Carbon announced their largest 3D printer to date, the Carbon L1, is now shipping.
So far Carbon has released two flagship 3D printers, the M2 and the L1, which is now heading towards clients. The M2 was the first device marketed by Carbon, and has proven popular among manufacturers. The L1 is based on the same Digital Light Synthesis as used in the M2.
Digital Light Synthesis
Digital Light Synthesis is a 3D printing process that uses Carbon’s proprietary CLIP technique, in which the liquid photopolymer resin is separated from its storage tank by a microscopic layer of oxygen, which is allowed through a permeable layer. The oxygen inhibits the solidification process that normally occurs when the laser strikes the resin, but in other equipment causes the fresh layer to adhere to the resin tank. This causes big delays in 3D print jobs as the layer must be peeled off. Meanwhile, the oxygen layer prevents this from happening and thus Carbon’s 3D printers can print at near full speed constantly.
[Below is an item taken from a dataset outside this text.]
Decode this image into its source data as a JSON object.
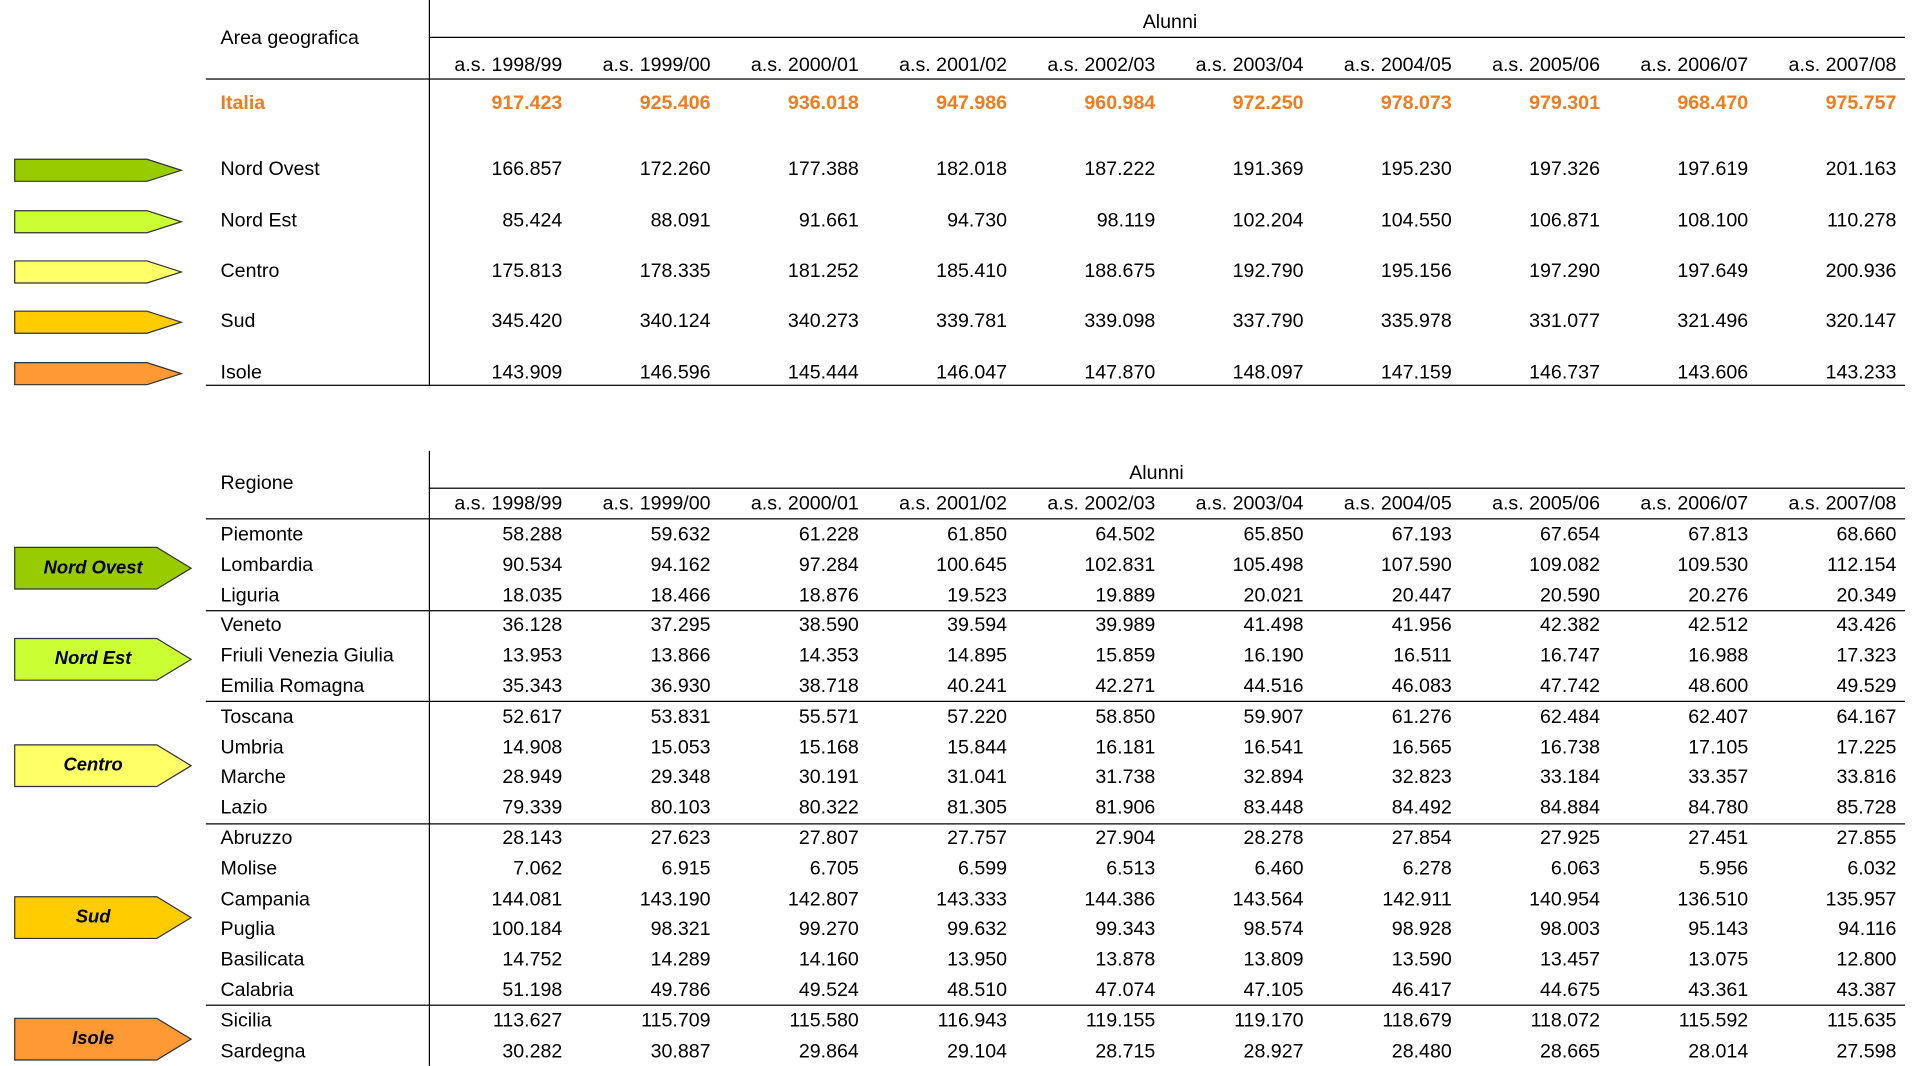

Digital Light Synthesis makes the Carbon machines ideal for production systems, since the print durations are low. Thus by running the machines continuously, a manufacturer would be able to produce reasonable quantities of products on a predictable basis.
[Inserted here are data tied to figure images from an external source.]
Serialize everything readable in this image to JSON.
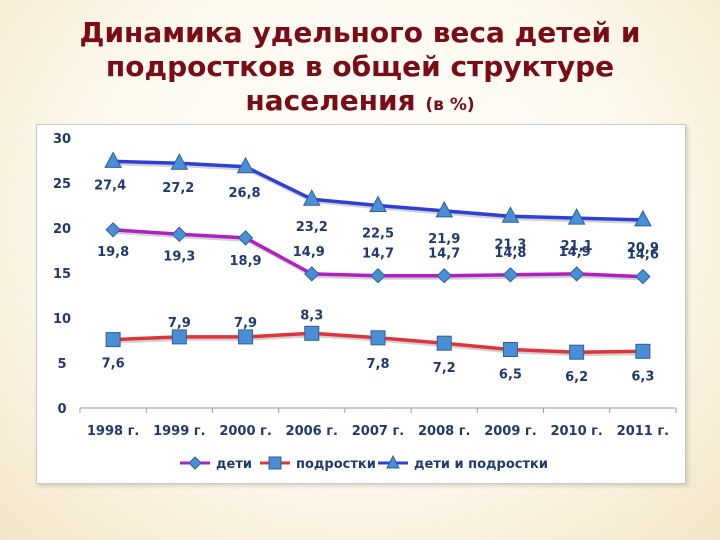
{
  "title": {
    "line1": "Динамика удельного веса детей и",
    "line2": "подростков в общей структуре",
    "line3": "населения",
    "unit": "(в %)"
  },
  "chart_data": {
    "type": "line",
    "categories": [
      "1998 г.",
      "1999 г.",
      "2000 г.",
      "2006 г.",
      "2007 г.",
      "2008 г.",
      "2009 г.",
      "2010 г.",
      "2011 г."
    ],
    "ylim": [
      0,
      30
    ],
    "yticks": [
      0,
      5,
      10,
      15,
      20,
      25,
      30
    ],
    "grid": false,
    "legend_position": "bottom",
    "series": [
      {
        "name": "дети",
        "marker": "diamond",
        "color": "#b21fc0",
        "values": [
          19.8,
          19.3,
          18.9,
          14.9,
          14.7,
          14.7,
          14.8,
          14.9,
          14.6
        ],
        "labels": [
          "19,8",
          "19,3",
          "18,9",
          "14,9",
          "14,7",
          "14,7",
          "14,8",
          "14,9",
          "14,6"
        ]
      },
      {
        "name": "подростки",
        "marker": "square",
        "color": "#e0343d",
        "values": [
          7.6,
          7.9,
          7.9,
          8.3,
          7.8,
          7.2,
          6.5,
          6.2,
          6.3
        ],
        "labels": [
          "7,6",
          "7,9",
          "7,9",
          "8,3",
          "7,8",
          "7,2",
          "6,5",
          "6,2",
          "6,3"
        ]
      },
      {
        "name": "дети и подростки",
        "marker": "triangle",
        "color": "#2f3fd6",
        "values": [
          27.4,
          27.2,
          26.8,
          23.2,
          22.5,
          21.9,
          21.3,
          21.1,
          20.9
        ],
        "labels": [
          "27,4",
          "27,2",
          "26,8",
          "23,2",
          "22,5",
          "21,9",
          "21,3",
          "21,1",
          "20,9"
        ]
      }
    ]
  }
}
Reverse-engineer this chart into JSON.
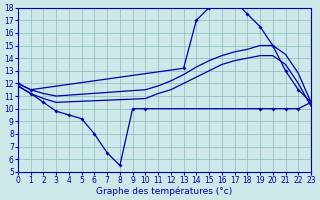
{
  "xlabel": "Graphe des températures (°c)",
  "bg_color": "#cce8e8",
  "line_color": "#0000aa",
  "grid_color": "#88bbbb",
  "xmin": 0,
  "xmax": 23,
  "ymin": 5,
  "ymax": 18,
  "series": [
    {
      "name": "top_arch",
      "x": [
        0,
        1,
        13,
        14,
        15,
        16,
        17,
        18,
        19,
        20,
        21,
        22,
        23
      ],
      "y": [
        12,
        11.5,
        13.2,
        17.0,
        18.0,
        18.5,
        18.5,
        17.5,
        16.5,
        15.0,
        13.0,
        11.5,
        10.5
      ],
      "markers": true
    },
    {
      "name": "upper_linear",
      "x": [
        0,
        1,
        2,
        3,
        10,
        11,
        12,
        13,
        14,
        15,
        16,
        17,
        18,
        19,
        20,
        21,
        22,
        23
      ],
      "y": [
        12.0,
        11.5,
        11.2,
        11.0,
        11.5,
        11.8,
        12.2,
        12.7,
        13.3,
        13.8,
        14.2,
        14.5,
        14.7,
        15.0,
        15.0,
        14.3,
        12.8,
        10.5
      ],
      "markers": false
    },
    {
      "name": "lower_linear",
      "x": [
        0,
        1,
        2,
        3,
        10,
        11,
        12,
        13,
        14,
        15,
        16,
        17,
        18,
        19,
        20,
        21,
        22,
        23
      ],
      "y": [
        11.8,
        11.2,
        10.8,
        10.5,
        10.8,
        11.2,
        11.5,
        12.0,
        12.5,
        13.0,
        13.5,
        13.8,
        14.0,
        14.2,
        14.2,
        13.5,
        12.0,
        10.2
      ],
      "markers": false
    },
    {
      "name": "min_dip",
      "x": [
        0,
        1,
        2,
        3,
        4,
        5,
        6,
        7,
        8,
        9,
        10,
        19,
        20,
        21,
        22,
        23
      ],
      "y": [
        11.8,
        11.2,
        10.5,
        9.8,
        9.5,
        9.2,
        8.0,
        6.5,
        5.5,
        10.0,
        10.0,
        10.0,
        10.0,
        10.0,
        10.0,
        10.5
      ],
      "markers": true
    }
  ],
  "xticks": [
    0,
    1,
    2,
    3,
    4,
    5,
    6,
    7,
    8,
    9,
    10,
    11,
    12,
    13,
    14,
    15,
    16,
    17,
    18,
    19,
    20,
    21,
    22,
    23
  ],
  "yticks": [
    5,
    6,
    7,
    8,
    9,
    10,
    11,
    12,
    13,
    14,
    15,
    16,
    17,
    18
  ],
  "tick_fontsize": 5.5,
  "xlabel_fontsize": 6.5,
  "linewidth": 0.9,
  "markersize": 2.0
}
Carbon L1 Production 3D Printer
The L1 differs from the earlier M2 device mostly in build volume. While the M2’s build volume is 189 x 118 x 326 mm, the L1 has a build volume said to be 5X that size. Exactly how much bigger we don’t actually know yet; Carbon will only say that the X-Y dimensions of the build volume are greater than 400 x 250 mm, which is indeed quite a bit larger than the M2.
This will allow manufacturers to produce larger-sized parts, or more possibly more smaller objects within a single build. Either way, it’s good for manufacturing.
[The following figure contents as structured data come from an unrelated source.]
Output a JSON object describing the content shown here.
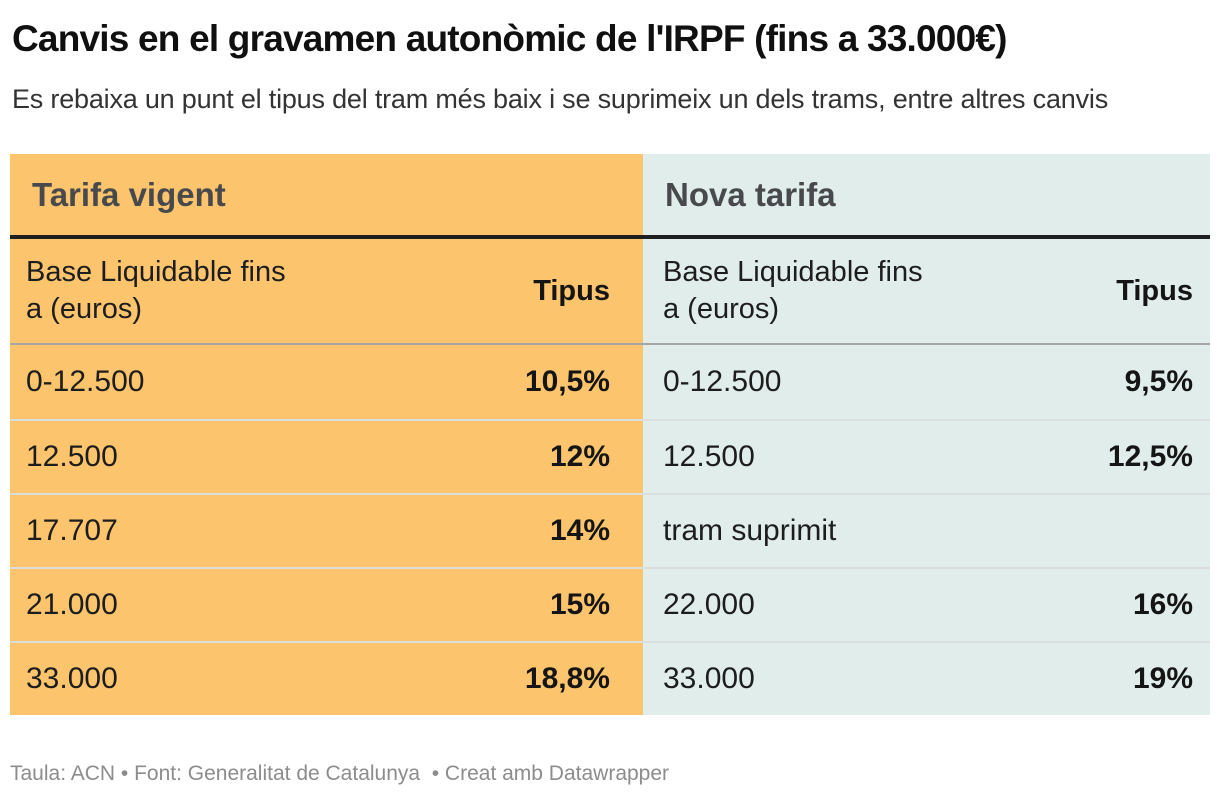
{
  "header": {
    "title": "Canvis en el gravamen autonòmic de l'IRPF (fins a 33.000€)",
    "subtitle": "Es rebaixa un punt el tipus del tram més baix i se suprimeix un dels trams, entre altres canvis"
  },
  "colors": {
    "current_tariff_bg": "#fbc46d",
    "new_tariff_bg": "#e0edea",
    "heavy_rule": "#1f1f1f",
    "header_rule": "#a5a6a7",
    "row_rule": "#dcdddd",
    "band_text": "#47494d",
    "body_text": "#1d1d1d",
    "footer_text": "#8c8c8c"
  },
  "table": {
    "left": {
      "title": "Tarifa vigent",
      "columns": {
        "base_line1": "Base Liquidable fins",
        "base_line2": "a (euros)",
        "tipus": "Tipus"
      },
      "rows": [
        {
          "base": "0-12.500",
          "tipus": "10,5%"
        },
        {
          "base": "12.500",
          "tipus": "12%"
        },
        {
          "base": "17.707",
          "tipus": "14%"
        },
        {
          "base": "21.000",
          "tipus": "15%"
        },
        {
          "base": "33.000",
          "tipus": "18,8%"
        }
      ]
    },
    "right": {
      "title": "Nova tarifa",
      "columns": {
        "base_line1": "Base Liquidable fins",
        "base_line2": "a (euros)",
        "tipus": "Tipus"
      },
      "rows": [
        {
          "base": "0-12.500",
          "tipus": "9,5%"
        },
        {
          "base": "12.500",
          "tipus": "12,5%"
        },
        {
          "base": "tram suprimit",
          "tipus": ""
        },
        {
          "base": "22.000",
          "tipus": "16%"
        },
        {
          "base": "33.000",
          "tipus": "19%"
        }
      ]
    }
  },
  "footer": {
    "text": "Taula: ACN • Font: Generalitat de Catalunya  • Creat amb Datawrapper"
  },
  "chart_data": {
    "type": "table",
    "title": "Canvis en el gravamen autonòmic de l'IRPF (fins a 33.000€)",
    "subtitle": "Es rebaixa un punt el tipus del tram més baix i se suprimeix un dels trams, entre altres canvis",
    "tables": [
      {
        "name": "Tarifa vigent",
        "columns": [
          "Base Liquidable fins a (euros)",
          "Tipus"
        ],
        "rows": [
          [
            "0-12.500",
            "10,5%"
          ],
          [
            "12.500",
            "12%"
          ],
          [
            "17.707",
            "14%"
          ],
          [
            "21.000",
            "15%"
          ],
          [
            "33.000",
            "18,8%"
          ]
        ]
      },
      {
        "name": "Nova tarifa",
        "columns": [
          "Base Liquidable fins a (euros)",
          "Tipus"
        ],
        "rows": [
          [
            "0-12.500",
            "9,5%"
          ],
          [
            "12.500",
            "12,5%"
          ],
          [
            "tram suprimit",
            ""
          ],
          [
            "22.000",
            "16%"
          ],
          [
            "33.000",
            "19%"
          ]
        ]
      }
    ],
    "source": "Taula: ACN • Font: Generalitat de Catalunya • Creat amb Datawrapper",
    "layout_hints": {
      "legend": "none",
      "grid": "off",
      "value_alignment": "right"
    }
  }
}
The 3D printer is only one part of the solution provided by Carbon, who strive to create a complete, end-to-end solution for clients. It starts with Carbon’s software, which is designed to simplify the work a manufacturing client might undertake to develop a radically new product that leverages 3D printing technology advantages.
Carbon also provides a wide set of advanced materials for use in their devices. The L1 is ready to accept their rigid polyurethane, elastomeric polyurethane, epoxy and silicone materials, for example.
Carbon L1 Pricing
Carbon says the price of the L1 will be on a subscription basis, as are their other devices. To obtain an L1 3D printer, clients will subscribe at a rate of US$250,000 per year for a three year period.
That may seem like a lot of money, but the idea here is to run the machine 24/7 in production mode to manufacture end-use products for sale. The L1 is, in a sense, a money machine that makes products that gain more than the cost of producing them.
In other Carbon news, the company also announced that contract manufacturing giant Jabil has joined the Carbon Production Network, and now offers the ability to produce parts using Carbon’s technologies.